Even in Spielberg’s later dramas, a series of grounded, smaller-scale works such as “The Color Purple” and Academy Award winning film “Schindler’s List,” he tends to focus on the stories of prominent historical figures and literary icons, lending his style and imagination to their narratives.
It was a surprise, then, when the director revealed his newest project to be a decade-long deep dive into his own childhood. The finished product, “The Fabelmans,” is the most sincere and courageous work of his long career, which covers his complex relationships with both his family and his personal journey with the art of filmmaking.
For the first time, Spielberg has not chosen to tell another person’s story— he instead has put faith in his own.

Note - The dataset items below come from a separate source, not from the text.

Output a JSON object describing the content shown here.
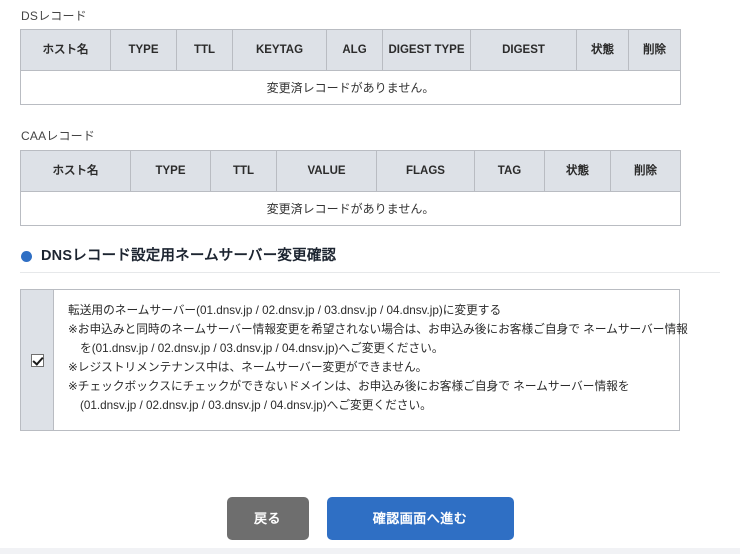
{
  "ds_section": {
    "label": "DSレコード",
    "columns": [
      "ホスト名",
      "TYPE",
      "TTL",
      "KEYTAG",
      "ALG",
      "DIGEST TYPE",
      "DIGEST",
      "状態",
      "削除"
    ],
    "empty_message": "変更済レコードがありません。"
  },
  "caa_section": {
    "label": "CAAレコード",
    "columns": [
      "ホスト名",
      "TYPE",
      "TTL",
      "VALUE",
      "FLAGS",
      "TAG",
      "状態",
      "削除"
    ],
    "empty_message": "変更済レコードがありません。"
  },
  "nameserver_section": {
    "heading": "DNSレコード設定用ネームサーバー変更確認",
    "checkbox_checked": true,
    "notice_lines": [
      {
        "text": "転送用のネームサーバー(01.dnsv.jp / 02.dnsv.jp / 03.dnsv.jp / 04.dnsv.jp)に変更する",
        "indent": false
      },
      {
        "text": "※お申込みと同時のネームサーバー情報変更を希望されない場合は、お申込み後にお客様ご自身で ネームサーバー情報",
        "indent": false
      },
      {
        "text": "を(01.dnsv.jp / 02.dnsv.jp / 03.dnsv.jp / 04.dnsv.jp)へご変更ください。",
        "indent": true
      },
      {
        "text": "※レジストリメンテナンス中は、ネームサーバー変更ができません。",
        "indent": false
      },
      {
        "text": "※チェックボックスにチェックができないドメインは、お申込み後にお客様ご自身で ネームサーバー情報を",
        "indent": false
      },
      {
        "text": "(01.dnsv.jp / 02.dnsv.jp / 03.dnsv.jp / 04.dnsv.jp)へご変更ください。",
        "indent": true
      }
    ]
  },
  "actions": {
    "back_label": "戻る",
    "next_label": "確認画面へ進む"
  },
  "colors": {
    "accent_blue": "#2f6fc4",
    "button_gray": "#6e6e6e",
    "table_header_bg": "#dde1e7",
    "border": "#b9bcc2"
  }
}
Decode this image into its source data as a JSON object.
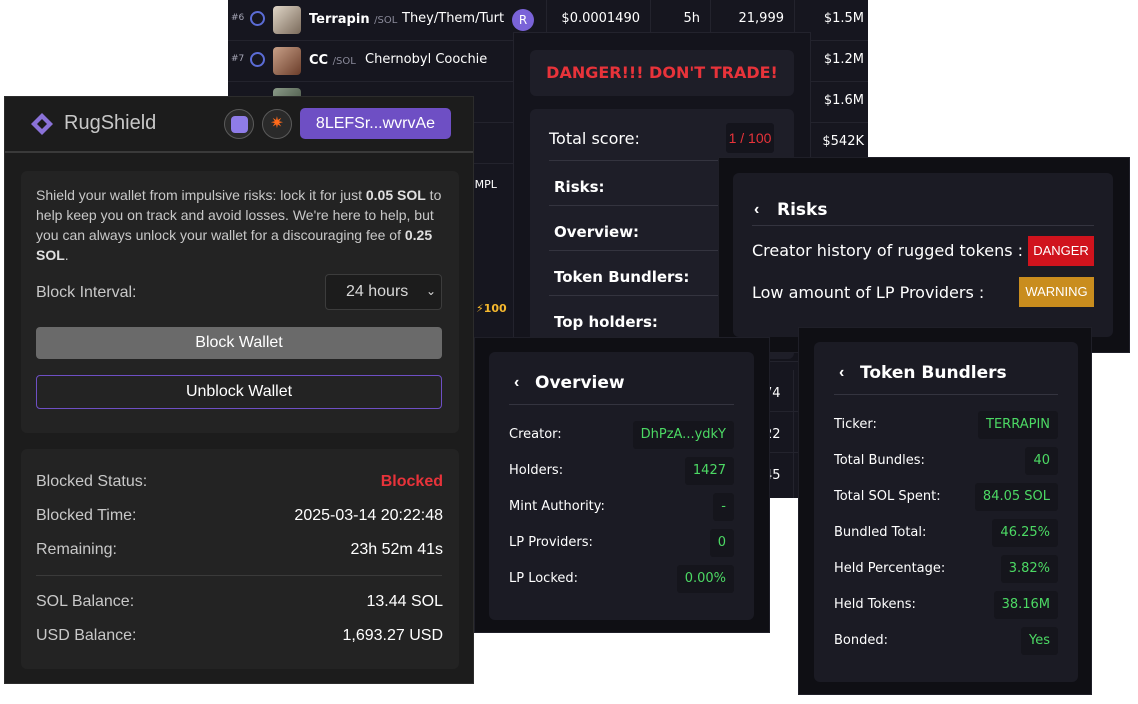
{
  "table": {
    "rows": [
      {
        "rank": "#6",
        "symbol": "Terrapin",
        "chain": "/SOL",
        "name": "They/Them/Turt",
        "badge": "R",
        "price": "$0.0001490",
        "age": "5h",
        "txns": "21,999",
        "mcap": "$1.5M"
      },
      {
        "rank": "#7",
        "symbol": "CC",
        "chain": "/SOL",
        "name": "Chernobyl Coochie",
        "mcap": "$1.2M"
      },
      {
        "mcap": "$1.6M"
      },
      {
        "mcap": "$542K"
      }
    ],
    "partial": {
      "ompl": "OMPL",
      "score": "100",
      "v1": "74",
      "v2": "22",
      "v3": "45"
    }
  },
  "rugshield": {
    "title": "RugShield",
    "wallet_address": "8LEFSr...wvrvAe",
    "description_parts": [
      "Shield your wallet from impulsive risks: lock it for just ",
      "0.05 SOL",
      " to help keep you on track and avoid losses. We're here to help, but you can always unlock your wallet for a discouraging fee of ",
      "0.25 SOL",
      "."
    ],
    "block_interval_label": "Block Interval:",
    "block_interval_value": "24 hours",
    "block_button": "Block Wallet",
    "unblock_button": "Unblock Wallet",
    "status": [
      {
        "label": "Blocked Status:",
        "value": "Blocked"
      },
      {
        "label": "Blocked Time:",
        "value": "2025-03-14 20:22:48"
      },
      {
        "label": "Remaining:",
        "value": "23h 52m 41s"
      }
    ],
    "balances": [
      {
        "label": "SOL Balance:",
        "value": "13.44 SOL"
      },
      {
        "label": "USD Balance:",
        "value": "1,693.27 USD"
      }
    ]
  },
  "danger": {
    "banner": "DANGER!!! DON'T TRADE!",
    "total_score_label": "Total score:",
    "total_score_value": "1 / 100",
    "sections": [
      "Risks:",
      "Overview:",
      "Token Bundlers:",
      "Top holders:"
    ]
  },
  "risks": {
    "title": "Risks",
    "items": [
      {
        "label": "Creator history of rugged tokens :",
        "badge": "DANGER",
        "color": "#d0131d"
      },
      {
        "label": "Low amount of LP Providers :",
        "badge": "WARNING",
        "color": "#c98d1e"
      }
    ]
  },
  "overview": {
    "title": "Overview",
    "rows": [
      {
        "label": "Creator:",
        "value": "DhPzA...ydkY"
      },
      {
        "label": "Holders:",
        "value": "1427"
      },
      {
        "label": "Mint Authority:",
        "value": "-"
      },
      {
        "label": "LP Providers:",
        "value": "0"
      },
      {
        "label": "LP Locked:",
        "value": "0.00%"
      }
    ]
  },
  "bundlers": {
    "title": "Token Bundlers",
    "rows": [
      {
        "label": "Ticker:",
        "value": "TERRAPIN"
      },
      {
        "label": "Total Bundles:",
        "value": "40"
      },
      {
        "label": "Total SOL Spent:",
        "value": "84.05 SOL"
      },
      {
        "label": "Bundled Total:",
        "value": "46.25%"
      },
      {
        "label": "Held Percentage:",
        "value": "3.82%"
      },
      {
        "label": "Held Tokens:",
        "value": "38.16M"
      },
      {
        "label": "Bonded:",
        "value": "Yes"
      }
    ]
  },
  "colors": {
    "accent": "#6e4fc4",
    "danger_text": "#e8333a",
    "positive": "#4cd964",
    "blocked": "#e8333a"
  }
}
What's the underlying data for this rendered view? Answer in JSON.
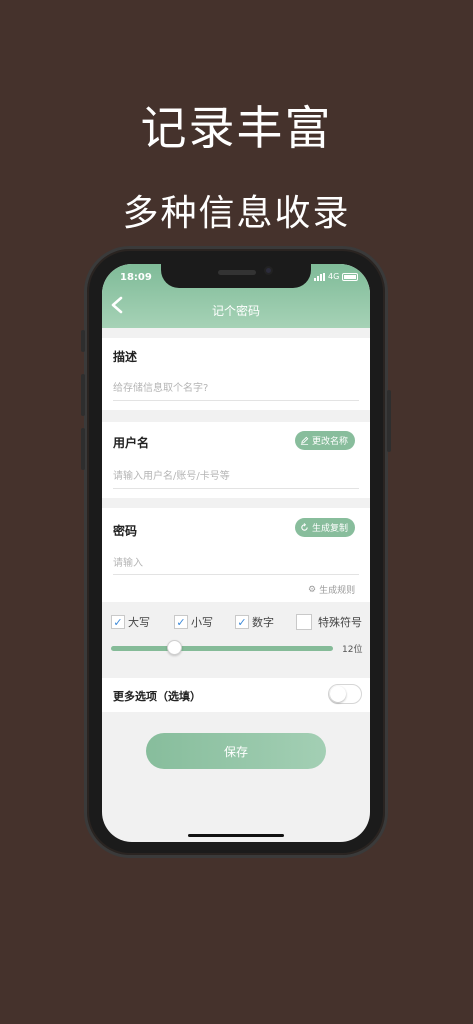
{
  "promo": {
    "headline": "记录丰富",
    "subheadline": "多种信息收录"
  },
  "status_bar": {
    "time": "18:09",
    "network": "4G"
  },
  "header": {
    "back_icon": "chevron-left-icon",
    "title": "记个密码"
  },
  "description": {
    "label": "描述",
    "placeholder": "给存储信息取个名字?"
  },
  "username": {
    "label": "用户名",
    "placeholder": "请输入用户名/账号/卡号等",
    "rename_button": "更改名称",
    "rename_icon": "edit-icon"
  },
  "password": {
    "label": "密码",
    "placeholder": "请输入",
    "generate_button": "生成复制",
    "generate_icon": "refresh-icon",
    "rules_link": "生成规则",
    "rules_icon": "gear-icon"
  },
  "options": {
    "uppercase": {
      "label": "大写",
      "checked": true
    },
    "lowercase": {
      "label": "小写",
      "checked": true
    },
    "digits": {
      "label": "数字",
      "checked": true
    },
    "symbols": {
      "label": "特殊符号",
      "checked": false
    },
    "length_label": "12位",
    "length_value": 12
  },
  "more_options": {
    "label": "更多选项（选填）",
    "enabled": false
  },
  "save_label": "保存",
  "colors": {
    "background": "#45322c",
    "accent": "#88bd9c",
    "check": "#3d89d8"
  }
}
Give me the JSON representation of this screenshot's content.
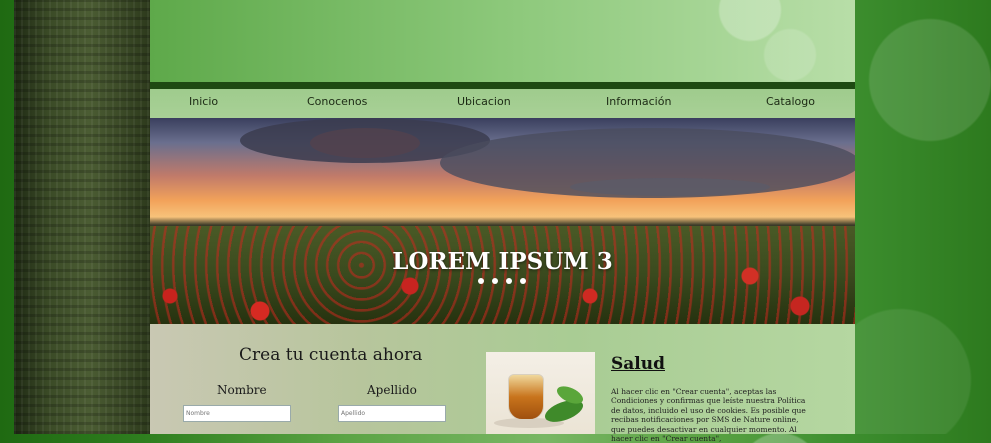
{
  "nav": {
    "items": [
      "Inicio",
      "Conocenos",
      "Ubicacion",
      "Información",
      "Catalogo"
    ]
  },
  "banner": {
    "title": "LOREM IPSUM 3",
    "slide_count": 4
  },
  "signup": {
    "title": "Crea tu cuenta ahora",
    "first_name_label": "Nombre",
    "last_name_label": "Apellido",
    "first_name_placeholder": "Nombre",
    "last_name_placeholder": "Apellido"
  },
  "section": {
    "title": "Salud",
    "body": "Al hacer clic en \"Crear cuenta\", aceptas las Condiciones y confirmas que leíste nuestra Política de datos, incluido el uso de cookies. Es posible que recibas notificaciones por SMS de Nature online, que puedes desactivar en cualquier momento. Al hacer clic en \"Crear cuenta\","
  }
}
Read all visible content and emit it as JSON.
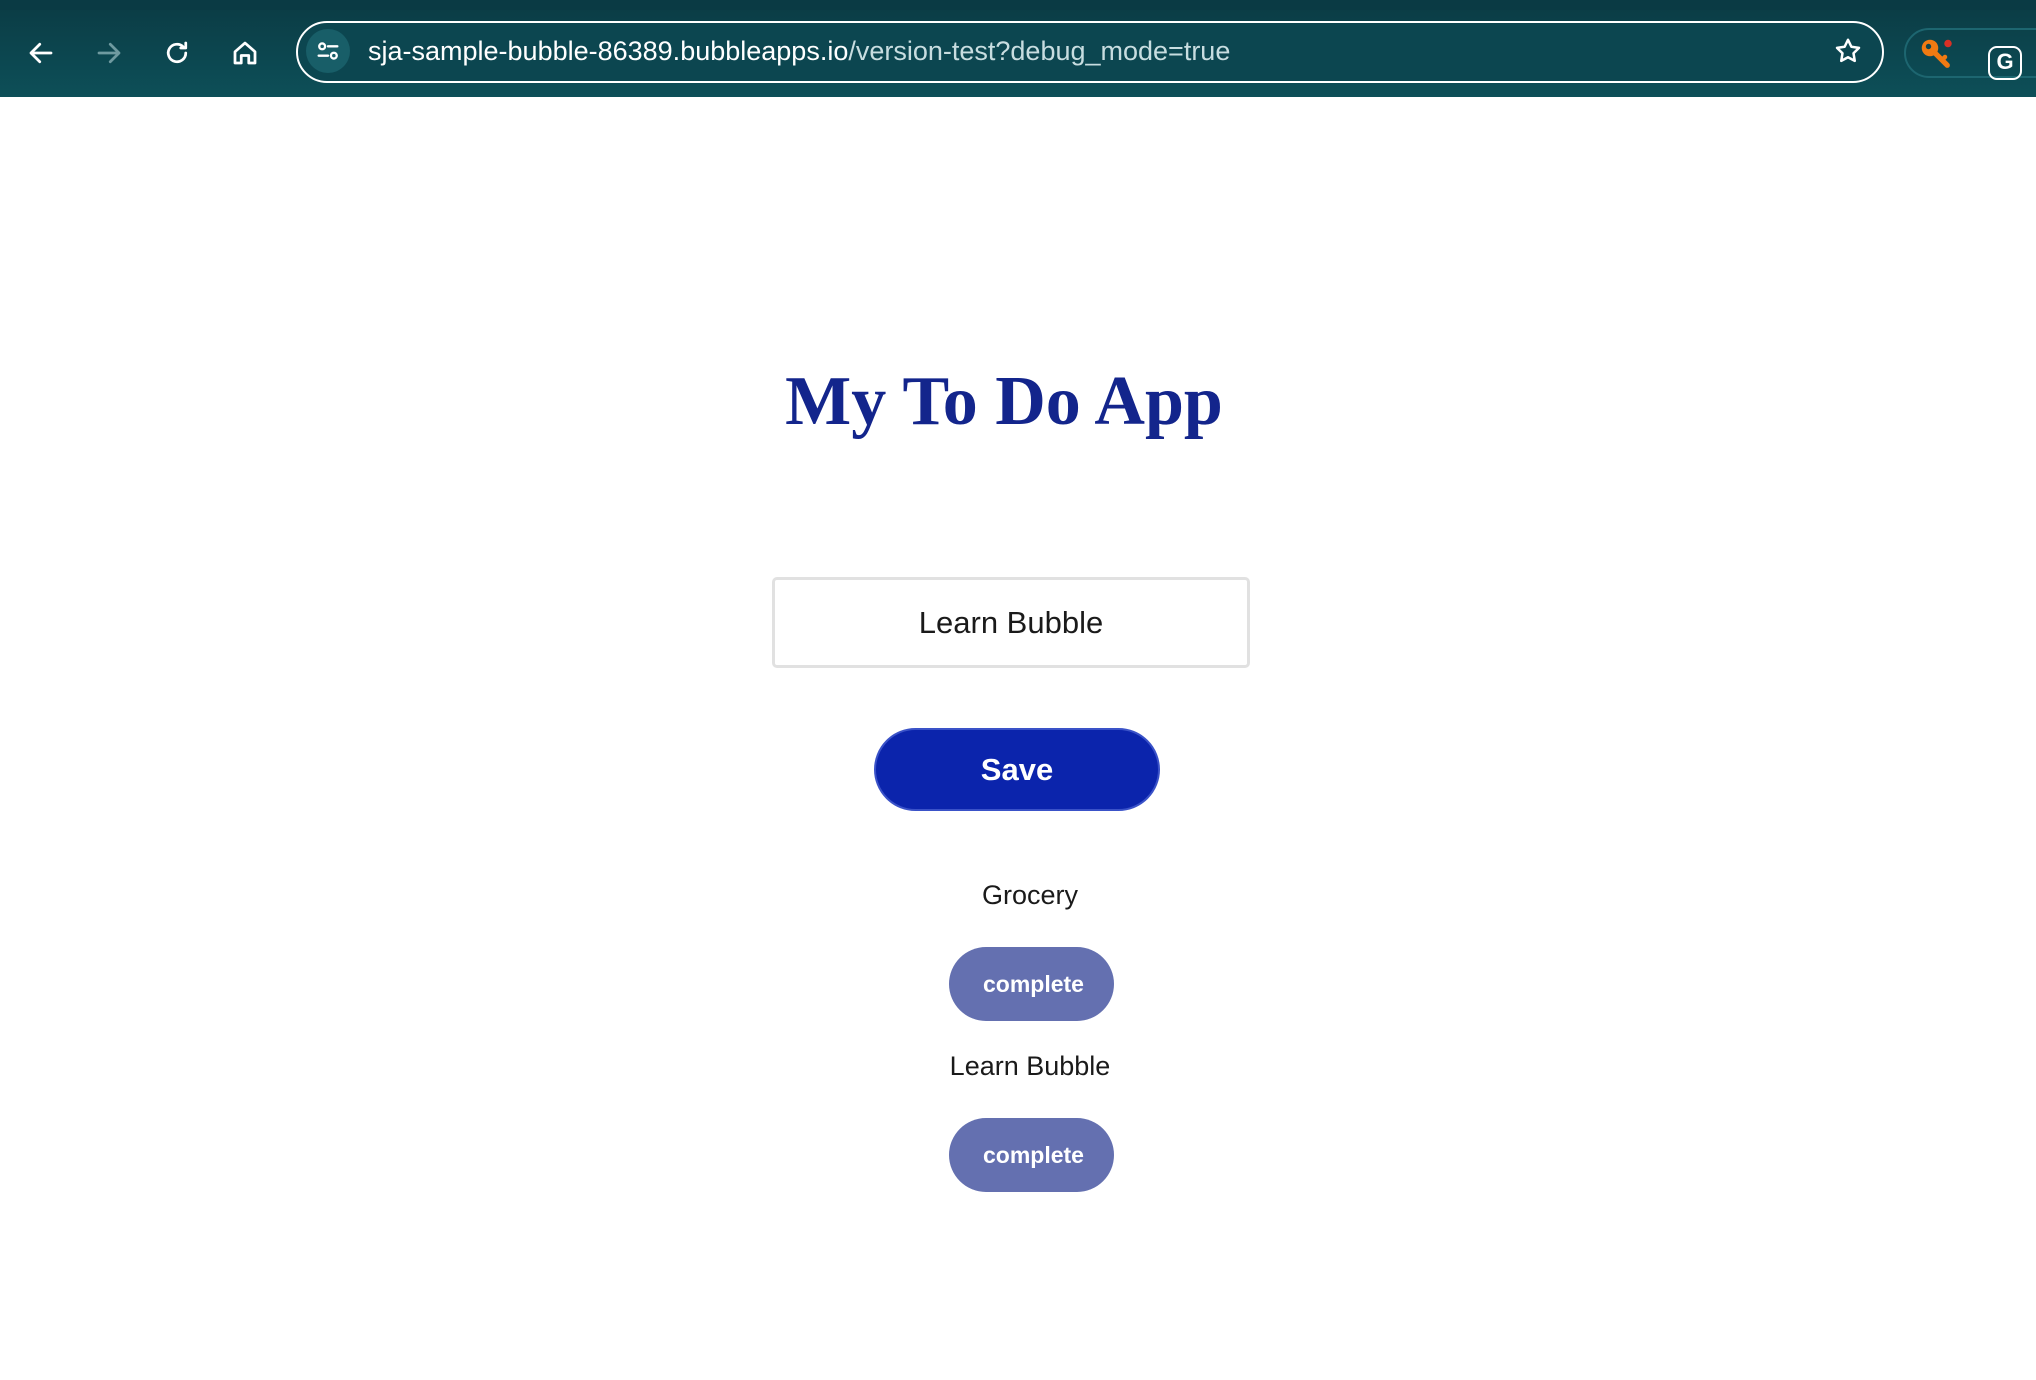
{
  "browser": {
    "url_host": "sja-sample-bubble-86389.bubbleapps.io",
    "url_path": "/version-test?debug_mode=true",
    "extension_g_label": "G"
  },
  "app": {
    "title": "My To Do App",
    "input_value": "Learn Bubble",
    "save_label": "Save",
    "todos": [
      {
        "label": "Grocery",
        "button_label": "complete"
      },
      {
        "label": "Learn Bubble",
        "button_label": "complete"
      }
    ]
  },
  "colors": {
    "title": "#13258c",
    "save_button": "#0b24ac",
    "complete_button": "#6470b0",
    "browser_bar": "#0d4f58"
  }
}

Spielberg’s passion for film is clear from the very first sequence in which a young Sammy Fabelman — Spielberg’s chosen pseudonym — takes a trip to the movie theater. He goes with his parents to see “The Greatest Show on Earth” in theaters, and becomes obsessed with trains after he sees the film’s climactic train crash sequence.
Spielberg first uses full extended sequences from “The Greatest Show on Earth” to simulate the experience of being in the theaters in 1952 for theatrical audiences today. Then, Spielberg turns the camera on Sammy and his family as they sit in the packed audience of the theater, creating the disarming effect of seeing yourself sitting in the theater mirrored on screen.
Sammy asks for a model train for Hanukkah, but breaks the toy as soon as he receives it when he tries to reproduce the events of the film he watched. Sammy’s mother poses a solution to this problem and buys him his first camera.
With the help of the camera, Sammy only has to crash the train once, record it, and then watch the action back on tape as many times as he wants. Sammy uses this camera to make a shot-for-shot recreation of the train sequence from the movie, and thus, a lifelong love for film is born.
Mateo Zoryon Francis-DeFord and Gabriel LaBelle star as the pre-teen and teenage versions of Sammy Fabelman, alongside Paul Dano and Michelle Williams, who play his parents, Burt and Mitzi. The standout performance comes from Williams, whose portrayal of a misunderstood woman trapped in a stilted marriage is energetic and heartbreaking. Dano complements her nicely, straddling the line between meekness and quiet dignity as Sammy’s introverted father.
Judd Hirsch stars as the aloof Uncle Boris, who shows up out of the blue to sit shiva for Sammy’s deceased grandmother. Boris, a self-proclaimed artist who ran away from home to join the circus, is the first person to identify Sammy’s ambition as a filmmaker.
Boris tells him to follow his passions at all costs, even if it tears him apart from his family. At first, Sammy rejects this advice, but Boris reminds him of what happened to Sammy’s own mother, who could have been a concert pianist if she hadn’t listened to the cautious advice of her parents.
“Oh, you love those people, your sisters, your mama, your papa. Except…except this,” Boris said, with his hand on Sammy’s 8mm editing machine. “This, I think you love a little more.”
Sammy chases the magic moment of a community coming together to share their love of film throughout “The Fabelmans.” Film becomes his way to make connections with his peers and stand out in school: in one scene, Sammy wins over a vicious high school bully by portraying him as the hero in one of his films. Spielberg vividly captures the pure, unadulterated joy of creation for its own sake, and the thrill of feeling understood when that work is shared.
In a later scene, during an intense family dispute in the Fabelmans’ living room, Sammy sees a vision of himself with a camera filming the event in the corner of a nearby mirror.
This is the flip-side of the movie theater sentiment: films can form the basis of our inspirations, but they can also be a place to store, edit and examine our deepest fears and traumas. “The Fabelmans” is Spielberg’s attempt to process his life through the familiar structure of filmmaking.